Avusturyalılar için de başlıca konu göç
Diğer birçok Avrupa ülkesinde olduğu gibi, Avusturya'da da halkın temel konularından biri göç. Avusturya kamu yayın kuruluşu ORF tarafından Haziran ayında yaptırılan bir ankete göre, Avusturyalılar için de en önemli konuların başında göç, savaş, çevre ve ekonomi geliyor. Ankete katılanların yüzde 44'ü göç, yüzde 43'ü güvenlik ve savaş, yüzde 33'ü çevre ve iklim koruma ve yüzde 32'si ise ekonomi konularının ülke için önemli olduğunu beyan etti.

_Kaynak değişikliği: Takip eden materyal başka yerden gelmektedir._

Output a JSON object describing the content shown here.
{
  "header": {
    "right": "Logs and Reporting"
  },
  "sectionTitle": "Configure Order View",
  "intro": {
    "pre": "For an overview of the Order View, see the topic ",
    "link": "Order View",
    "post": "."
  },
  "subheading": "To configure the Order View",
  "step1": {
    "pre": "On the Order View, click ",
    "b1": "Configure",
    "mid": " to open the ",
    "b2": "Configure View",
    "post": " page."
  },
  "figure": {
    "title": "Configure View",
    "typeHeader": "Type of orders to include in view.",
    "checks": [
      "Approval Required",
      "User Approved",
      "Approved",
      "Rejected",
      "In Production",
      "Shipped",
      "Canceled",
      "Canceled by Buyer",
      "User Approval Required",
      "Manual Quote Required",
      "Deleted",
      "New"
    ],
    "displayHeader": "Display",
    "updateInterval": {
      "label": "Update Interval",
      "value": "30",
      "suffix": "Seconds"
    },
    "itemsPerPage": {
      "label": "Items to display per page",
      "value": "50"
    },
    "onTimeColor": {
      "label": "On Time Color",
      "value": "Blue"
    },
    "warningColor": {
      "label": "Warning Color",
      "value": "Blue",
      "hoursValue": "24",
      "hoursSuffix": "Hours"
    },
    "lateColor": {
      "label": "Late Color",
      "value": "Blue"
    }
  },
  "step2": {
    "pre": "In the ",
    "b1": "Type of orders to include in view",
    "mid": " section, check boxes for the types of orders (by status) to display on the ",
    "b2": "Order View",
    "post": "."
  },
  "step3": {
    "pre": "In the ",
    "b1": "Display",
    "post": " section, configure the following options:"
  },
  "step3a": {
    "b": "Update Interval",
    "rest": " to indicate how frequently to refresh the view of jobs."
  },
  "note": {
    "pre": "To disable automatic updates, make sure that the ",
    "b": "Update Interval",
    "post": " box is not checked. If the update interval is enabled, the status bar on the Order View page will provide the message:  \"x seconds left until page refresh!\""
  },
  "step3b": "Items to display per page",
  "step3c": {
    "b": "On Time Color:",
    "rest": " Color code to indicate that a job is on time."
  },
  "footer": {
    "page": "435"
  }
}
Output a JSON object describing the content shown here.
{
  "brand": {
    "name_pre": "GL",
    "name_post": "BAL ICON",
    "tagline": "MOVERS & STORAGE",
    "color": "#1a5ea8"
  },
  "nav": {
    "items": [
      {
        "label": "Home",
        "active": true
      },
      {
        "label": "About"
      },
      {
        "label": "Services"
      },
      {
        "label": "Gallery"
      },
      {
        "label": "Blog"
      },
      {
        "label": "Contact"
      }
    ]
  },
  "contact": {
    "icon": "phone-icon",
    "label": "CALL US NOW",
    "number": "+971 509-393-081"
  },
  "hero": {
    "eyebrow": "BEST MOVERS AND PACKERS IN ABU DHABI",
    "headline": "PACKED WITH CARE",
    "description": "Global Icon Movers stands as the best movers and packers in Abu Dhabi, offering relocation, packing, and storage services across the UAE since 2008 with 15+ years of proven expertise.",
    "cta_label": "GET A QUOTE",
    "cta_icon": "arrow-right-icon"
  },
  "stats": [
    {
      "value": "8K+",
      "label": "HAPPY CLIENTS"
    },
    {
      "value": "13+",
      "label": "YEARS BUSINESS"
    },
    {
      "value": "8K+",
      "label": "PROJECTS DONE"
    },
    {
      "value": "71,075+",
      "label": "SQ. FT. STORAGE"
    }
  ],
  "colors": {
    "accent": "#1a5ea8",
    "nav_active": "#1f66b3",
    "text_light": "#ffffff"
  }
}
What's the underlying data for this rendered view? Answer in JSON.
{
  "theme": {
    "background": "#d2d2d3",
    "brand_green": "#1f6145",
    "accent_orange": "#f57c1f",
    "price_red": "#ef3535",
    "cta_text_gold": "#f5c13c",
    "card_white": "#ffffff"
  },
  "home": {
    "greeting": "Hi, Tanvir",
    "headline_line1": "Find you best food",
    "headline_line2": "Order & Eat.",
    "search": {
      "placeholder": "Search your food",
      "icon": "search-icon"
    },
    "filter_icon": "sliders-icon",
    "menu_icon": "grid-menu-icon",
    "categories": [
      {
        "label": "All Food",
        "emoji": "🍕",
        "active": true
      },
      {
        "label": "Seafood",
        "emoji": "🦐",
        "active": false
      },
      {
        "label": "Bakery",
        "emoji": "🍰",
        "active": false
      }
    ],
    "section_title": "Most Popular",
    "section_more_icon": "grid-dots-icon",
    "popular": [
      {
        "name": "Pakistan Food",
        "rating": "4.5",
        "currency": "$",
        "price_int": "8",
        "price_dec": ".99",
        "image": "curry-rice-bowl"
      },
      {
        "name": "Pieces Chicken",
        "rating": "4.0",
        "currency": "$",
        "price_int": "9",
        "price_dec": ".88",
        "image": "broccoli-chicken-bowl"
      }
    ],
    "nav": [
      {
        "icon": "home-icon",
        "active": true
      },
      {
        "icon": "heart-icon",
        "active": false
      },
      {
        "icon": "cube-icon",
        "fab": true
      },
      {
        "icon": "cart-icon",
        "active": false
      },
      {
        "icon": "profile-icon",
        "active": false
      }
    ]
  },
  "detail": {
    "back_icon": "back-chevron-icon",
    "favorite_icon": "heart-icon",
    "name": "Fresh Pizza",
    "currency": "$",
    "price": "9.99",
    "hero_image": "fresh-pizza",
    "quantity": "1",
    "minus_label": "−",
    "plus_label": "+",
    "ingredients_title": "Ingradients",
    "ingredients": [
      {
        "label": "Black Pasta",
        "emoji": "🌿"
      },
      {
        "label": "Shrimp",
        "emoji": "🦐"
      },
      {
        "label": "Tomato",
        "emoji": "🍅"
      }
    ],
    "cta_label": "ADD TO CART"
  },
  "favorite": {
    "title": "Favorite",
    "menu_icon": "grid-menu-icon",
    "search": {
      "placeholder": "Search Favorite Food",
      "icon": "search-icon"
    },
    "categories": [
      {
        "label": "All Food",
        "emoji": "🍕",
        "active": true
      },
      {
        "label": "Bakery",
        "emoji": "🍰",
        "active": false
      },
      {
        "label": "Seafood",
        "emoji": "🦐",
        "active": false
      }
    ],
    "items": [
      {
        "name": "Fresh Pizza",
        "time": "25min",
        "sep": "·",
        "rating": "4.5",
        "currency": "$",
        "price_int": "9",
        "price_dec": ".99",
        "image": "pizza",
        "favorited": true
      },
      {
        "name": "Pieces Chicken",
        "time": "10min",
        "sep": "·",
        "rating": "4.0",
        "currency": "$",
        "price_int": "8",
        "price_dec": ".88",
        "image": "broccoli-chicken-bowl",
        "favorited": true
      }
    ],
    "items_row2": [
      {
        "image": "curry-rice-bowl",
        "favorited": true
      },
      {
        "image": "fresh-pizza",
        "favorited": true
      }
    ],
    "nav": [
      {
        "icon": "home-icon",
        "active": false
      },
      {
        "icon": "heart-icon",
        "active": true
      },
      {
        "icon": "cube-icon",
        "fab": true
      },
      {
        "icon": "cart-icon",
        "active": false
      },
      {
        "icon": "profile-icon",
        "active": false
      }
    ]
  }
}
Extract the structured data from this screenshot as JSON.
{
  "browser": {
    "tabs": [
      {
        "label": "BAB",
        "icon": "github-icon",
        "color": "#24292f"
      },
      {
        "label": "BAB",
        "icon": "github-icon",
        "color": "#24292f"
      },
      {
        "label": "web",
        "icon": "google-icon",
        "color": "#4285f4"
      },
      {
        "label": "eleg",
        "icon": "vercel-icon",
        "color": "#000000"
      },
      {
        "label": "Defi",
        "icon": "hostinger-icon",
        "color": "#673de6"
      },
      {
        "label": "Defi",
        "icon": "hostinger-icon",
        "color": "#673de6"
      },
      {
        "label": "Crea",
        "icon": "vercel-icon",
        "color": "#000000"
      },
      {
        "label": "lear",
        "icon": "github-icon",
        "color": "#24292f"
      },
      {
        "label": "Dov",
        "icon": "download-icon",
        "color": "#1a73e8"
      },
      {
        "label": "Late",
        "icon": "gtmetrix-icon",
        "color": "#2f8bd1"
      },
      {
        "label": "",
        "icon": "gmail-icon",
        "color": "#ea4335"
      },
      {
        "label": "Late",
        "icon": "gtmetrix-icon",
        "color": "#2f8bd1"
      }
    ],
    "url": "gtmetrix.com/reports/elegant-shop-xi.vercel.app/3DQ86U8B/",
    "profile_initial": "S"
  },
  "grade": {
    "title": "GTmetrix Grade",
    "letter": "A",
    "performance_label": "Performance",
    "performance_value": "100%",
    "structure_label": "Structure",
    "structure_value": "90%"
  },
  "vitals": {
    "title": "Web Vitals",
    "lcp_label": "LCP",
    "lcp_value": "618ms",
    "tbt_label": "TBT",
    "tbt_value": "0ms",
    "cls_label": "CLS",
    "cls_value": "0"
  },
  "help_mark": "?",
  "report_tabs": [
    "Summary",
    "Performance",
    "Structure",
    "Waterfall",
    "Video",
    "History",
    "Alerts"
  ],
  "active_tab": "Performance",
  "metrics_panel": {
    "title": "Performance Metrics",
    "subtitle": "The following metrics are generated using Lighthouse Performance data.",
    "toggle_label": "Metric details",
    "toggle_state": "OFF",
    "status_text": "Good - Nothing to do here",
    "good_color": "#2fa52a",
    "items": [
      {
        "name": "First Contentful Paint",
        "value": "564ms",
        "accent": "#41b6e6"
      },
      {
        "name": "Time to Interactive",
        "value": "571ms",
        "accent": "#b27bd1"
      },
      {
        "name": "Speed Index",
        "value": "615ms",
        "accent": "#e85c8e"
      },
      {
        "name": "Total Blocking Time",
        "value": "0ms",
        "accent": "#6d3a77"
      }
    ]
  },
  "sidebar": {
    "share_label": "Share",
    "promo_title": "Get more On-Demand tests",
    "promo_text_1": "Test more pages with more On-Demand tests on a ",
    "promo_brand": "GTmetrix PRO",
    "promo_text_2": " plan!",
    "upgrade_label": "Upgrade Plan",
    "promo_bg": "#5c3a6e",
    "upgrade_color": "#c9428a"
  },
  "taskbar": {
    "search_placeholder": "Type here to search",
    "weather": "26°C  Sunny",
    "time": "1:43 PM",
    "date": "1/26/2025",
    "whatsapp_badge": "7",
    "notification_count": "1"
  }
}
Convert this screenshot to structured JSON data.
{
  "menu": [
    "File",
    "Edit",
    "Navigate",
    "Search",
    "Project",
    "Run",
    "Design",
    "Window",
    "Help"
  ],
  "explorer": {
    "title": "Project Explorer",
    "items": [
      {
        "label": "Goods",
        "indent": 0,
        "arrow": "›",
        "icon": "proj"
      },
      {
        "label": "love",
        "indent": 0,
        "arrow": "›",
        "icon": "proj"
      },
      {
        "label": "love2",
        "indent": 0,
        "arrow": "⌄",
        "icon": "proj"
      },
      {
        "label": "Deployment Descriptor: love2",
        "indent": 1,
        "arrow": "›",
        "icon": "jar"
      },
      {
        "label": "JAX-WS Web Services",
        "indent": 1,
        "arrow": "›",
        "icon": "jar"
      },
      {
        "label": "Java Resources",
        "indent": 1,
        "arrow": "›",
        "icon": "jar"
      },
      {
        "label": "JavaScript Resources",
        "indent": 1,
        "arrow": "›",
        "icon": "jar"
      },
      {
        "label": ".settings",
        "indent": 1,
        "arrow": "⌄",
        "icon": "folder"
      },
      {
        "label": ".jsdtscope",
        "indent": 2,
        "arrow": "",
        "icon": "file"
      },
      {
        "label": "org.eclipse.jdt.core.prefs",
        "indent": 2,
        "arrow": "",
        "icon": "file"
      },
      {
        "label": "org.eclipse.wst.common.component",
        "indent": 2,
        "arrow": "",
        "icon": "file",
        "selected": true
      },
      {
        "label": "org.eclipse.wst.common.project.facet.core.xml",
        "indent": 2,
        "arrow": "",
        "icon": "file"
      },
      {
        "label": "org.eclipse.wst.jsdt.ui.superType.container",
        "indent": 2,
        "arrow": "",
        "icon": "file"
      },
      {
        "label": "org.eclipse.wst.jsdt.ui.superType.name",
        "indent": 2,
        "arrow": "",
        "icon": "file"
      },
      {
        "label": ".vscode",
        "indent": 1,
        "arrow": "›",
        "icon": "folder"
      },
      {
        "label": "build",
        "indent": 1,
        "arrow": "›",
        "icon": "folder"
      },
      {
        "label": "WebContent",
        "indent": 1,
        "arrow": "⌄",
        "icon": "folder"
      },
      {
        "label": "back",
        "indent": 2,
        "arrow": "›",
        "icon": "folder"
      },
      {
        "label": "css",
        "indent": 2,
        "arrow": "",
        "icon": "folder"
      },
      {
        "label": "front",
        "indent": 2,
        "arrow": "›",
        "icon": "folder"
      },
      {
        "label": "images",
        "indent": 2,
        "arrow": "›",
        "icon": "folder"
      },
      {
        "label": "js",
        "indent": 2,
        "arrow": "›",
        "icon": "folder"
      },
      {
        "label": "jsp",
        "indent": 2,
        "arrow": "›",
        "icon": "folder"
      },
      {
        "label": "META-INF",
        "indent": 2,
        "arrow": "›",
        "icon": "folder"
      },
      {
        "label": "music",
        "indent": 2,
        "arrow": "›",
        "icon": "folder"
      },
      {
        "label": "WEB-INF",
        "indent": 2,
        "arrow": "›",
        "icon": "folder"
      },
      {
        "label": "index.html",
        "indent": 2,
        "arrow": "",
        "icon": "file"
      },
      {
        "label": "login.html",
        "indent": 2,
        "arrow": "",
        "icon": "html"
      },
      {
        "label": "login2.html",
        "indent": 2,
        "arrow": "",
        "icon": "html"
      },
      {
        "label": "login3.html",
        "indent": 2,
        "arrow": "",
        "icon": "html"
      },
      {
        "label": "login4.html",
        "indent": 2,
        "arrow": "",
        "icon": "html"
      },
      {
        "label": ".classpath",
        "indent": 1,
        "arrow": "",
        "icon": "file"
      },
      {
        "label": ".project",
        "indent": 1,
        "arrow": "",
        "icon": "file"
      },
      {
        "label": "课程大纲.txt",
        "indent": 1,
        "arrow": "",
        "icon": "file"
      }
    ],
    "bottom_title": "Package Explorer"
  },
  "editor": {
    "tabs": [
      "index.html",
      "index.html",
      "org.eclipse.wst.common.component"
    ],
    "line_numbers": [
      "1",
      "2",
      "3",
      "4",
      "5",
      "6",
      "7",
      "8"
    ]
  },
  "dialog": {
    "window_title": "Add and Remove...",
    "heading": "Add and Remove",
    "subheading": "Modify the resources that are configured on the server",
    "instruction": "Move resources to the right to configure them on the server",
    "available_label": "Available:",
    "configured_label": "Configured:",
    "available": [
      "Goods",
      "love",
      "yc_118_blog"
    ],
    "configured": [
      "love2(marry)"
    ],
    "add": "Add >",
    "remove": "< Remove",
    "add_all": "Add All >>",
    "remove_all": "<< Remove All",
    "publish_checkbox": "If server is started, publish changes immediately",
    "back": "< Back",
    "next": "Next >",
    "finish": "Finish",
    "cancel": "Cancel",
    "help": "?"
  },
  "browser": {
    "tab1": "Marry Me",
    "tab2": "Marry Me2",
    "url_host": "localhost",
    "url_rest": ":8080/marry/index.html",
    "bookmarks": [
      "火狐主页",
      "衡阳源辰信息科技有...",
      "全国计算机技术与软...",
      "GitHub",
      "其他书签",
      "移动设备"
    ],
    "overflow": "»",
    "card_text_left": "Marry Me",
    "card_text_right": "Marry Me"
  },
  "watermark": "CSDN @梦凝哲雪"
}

FPÖ seçmenleri arasında ise göçün önemli bir konu olduğunu söyleyenlerin oranı yüzde 71 oldu. FPÖ, seçim kampanyasında Alman siyasetinin içinde bulunduğu krizi de araçsallaştırıyor. Çarşamba günü partinin X kanalı üzerinden yapılan bir paylaşımda, "Almanya'daki hükümet gibi bir kaos mu istiyorsunuz?" ifadesi kullanıldı.
AP seçimlerinde de FPÖ kazanmıştı
FPÖ, 9 Haziran 2024'te yapılan Avrupa Parlamentosu seçimlerinde ilk kez Avusturyalıların en çok oy verdiği parti olmuştu. Avusturya'da oyların yüzde 25,36'sını alan FPÖ, oyların yüzde 24,52'sini alan ÖVP ve yüzde 23,22'sini alan SPÖ'yü geride bırakmıştı. Bu seçim sonucuna göre, FPÖ oylarını bir önceki seçimin yapıldığı 2019'a göre yüzde 8,16 artırırken ÖVP ise yüzde 10,03'lük bir güç kaybına uğramıştı.
FPÖ, uluslararası düzeyde de ideolojik olarak kendisine yakın olan aktörlerle işbirliği içerisinde. Haziran ayında FPÖ, Macaristan Başbakanı Viktor Orban'ın partisi Fidesz ve Çekya'nın aşırı sağcı partisi ANO bir araya gelerek Avrupa Parlamentosu'nda "Avrupa için Vatanseverler" adında yeni bir meclis grubu kuracaklarını duyurmuştu.
Bira Partisi'nin şansı var mı?
Öte yandan Avusturya'da seçimlere giren en ilginç partilerden birisi Bira Partisi. "Marco Pogo" olarak da tanınan punk rockçı Dominik Wlazny tarafından kurulan sol-liberal eğilimdeki parti, anketlere göre yüzde 3,8 oy oranına sahip. Avusturya seçimlerinde yüzde 4'lük seçim barajı bulunduğu için partinin meclise girmesi ihtimal dahilinde.
Ayrıca Avusturya siyasetinin kaderi Bira Partisi'nin başarısından geçebilir. Hükümeti kurmak için kaç partinin gerekeceği, küçük partilerin başarısına bağlı. Hesaplamalara göre, örneğin Bira Partisi meclise girmeyi başardığı takdirde, üçlü bir koalisyon kurulması gerekecek.